Open Source Tool Offers “Synthetic” Patients For Hospital Big Data Projects

Posted on September 13, 2017 I Written By

Anne Zieger is veteran healthcare editor and analyst with 25 years of industry experience. Zieger formerly served as editor-in-chief of FierceHealthcare.com and her commentaries have appeared in dozens of international business publications, including Forbes, Business Week and Information Week. She has also contributed content to hundreds of healthcare and health IT organizations, including several Fortune 500 companies. She can be reached at @ziegerhealth or www.ziegerhealthcare.com.

As readers will know, using big data in healthcare comes with a host of security and privacy problems, many of which are thorny.

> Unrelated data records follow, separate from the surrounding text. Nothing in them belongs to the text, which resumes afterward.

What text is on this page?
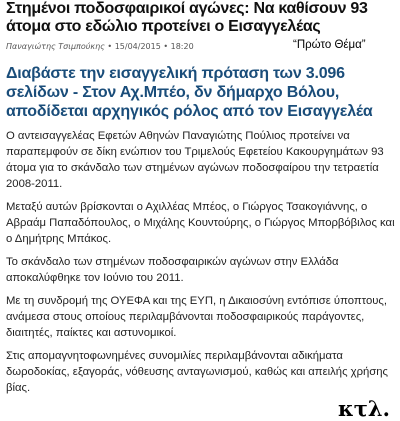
Στημένοι ποδοσφαιρικοί αγώνες: Να καθίσουν 93 άτομα στο εδώλιο προτείνει ο Εισαγγελέας
Παναγιώτης Τσιμπούκης • 15/04/2015 • 18:20	“Πρώτο Θέμα”
Διαβάστε την εισαγγελική πρόταση των 3.096 σελίδων - Στον Αχ.Μπέο, δν δήμαρχο Βόλου, αποδίδεται αρχηγικός ρόλος από τον Εισαγγελέα

Ο αντεισαγγελέας Εφετών Αθηνών Παναγιώτης Πούλιος προτείνει να παραπεμφούν σε δίκη ενώπιον του Τριμελούς Εφετείου Κακουργημάτων 93 άτομα για το σκάνδαλο των στημένων αγώνων ποδοσφαίρου την τετραετία 2008-2011.

Μεταξύ αυτών βρίσκονται ο Αχιλλέας Μπέος, ο Γιώργος Τσακογιάννης, ο Αβραάμ Παπαδόπουλος, ο Μιχάλης Κουντούρης, ο Γιώργος Μπορβόβιλος και ο Δημήτρης Μπάκος.

Το σκάνδαλο των στημένων ποδοσφαιρικών αγώνων στην Ελλάδα αποκαλύφθηκε τον Ιούνιο του 2011.

Με τη συνδρομή της ΟΥΕΦΑ και της ΕΥΠ, η Δικαιοσύνη εντόπισε ύποπτους, ανάμεσα στους οποίους περιλαμβάνονται ποδοσφαιρικούς παράγοντες, διαιτητές, παίκτες και αστυνομικοί.

Στις απομαγνητοφωνημένες συνομιλίες περιλαμβάνονται αδικήματα δωροδοκίας, εξαγοράς, νόθευσης ανταγωνισμού, καθώς και απειλής χρήσης βίας.

κτλ.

For one thing, the more patient data you accumulate, the bigger the disaster when and if the database is hacked. Another important concern is that if you decide to share the data, there’s always the chance that your partner will use it inappropriately, violating the terms of whatever consent to disclose you had in mind. Then, there’s the issue of working with incomplete or corrupted data which, if extensive enough, can interfere with your analysis or even lead to inaccurate results.

But now, there may be a realistic alternative, one which allows you to experiment with big data models without taking all of these risks. A unique software project is underway which gives healthcare organizations a chance to scope out big data projects without using real patient data.

The software, Synthea, is an open source synthetic patient generator that models the medical history of synthetic patients. It seems to have been built by The MITRE Corporation, a not-for-profit research and development organization sponsored by the U.S. federal government. (This page offers a list of other open source projects in which MITRE is or has been involved.)

Synthea is built on a Generic Module Framework which allows it to model varied diseases and conditions that play a role in the medical history of these patients. The Synthea modules create synthetic patients using not only clinical data, but also real-world statistics collected by agencies like the CDC and NIH. MITRE kicked off the project using models based on the top ten reasons patients see primary care physicians and the top ten conditions that shorten years of life.

Its makers were so thorough that each patient’s medical experiences are simulated independently from their “birth” to the present day. The profiles include a full medical history, which includes medication lists, allergies, physician encounters and social determinants of health. The data can be shared using C-CDA, HL7 FHIR, CSV and other formats.

On its site, MITRE says its intent in creating Synthea is to provide “high-quality, synthetic, realistic but not real patient data and associated health records covering every aspect of healthcare.” As MITRE notes, having a batch of synthetic patient data on hand can be pretty, well, handy in evaluating new treatment models, care management systems, clinical support tools and more. It’s also a convenient way to predict the impact of public health decisions quickly.

This is such a good idea that I’m surprised nobody else has done something comparable. (Well, at least as far as I know no one has.) Not only that, it’s great to see the software being made available freely via the open source distribution model.

Of course, in the final analysis, healthcare organizations want to work with their own data, not synthetic substitutes. But at least in some cases, Synthea may offer hospitals and health systems a nice head start.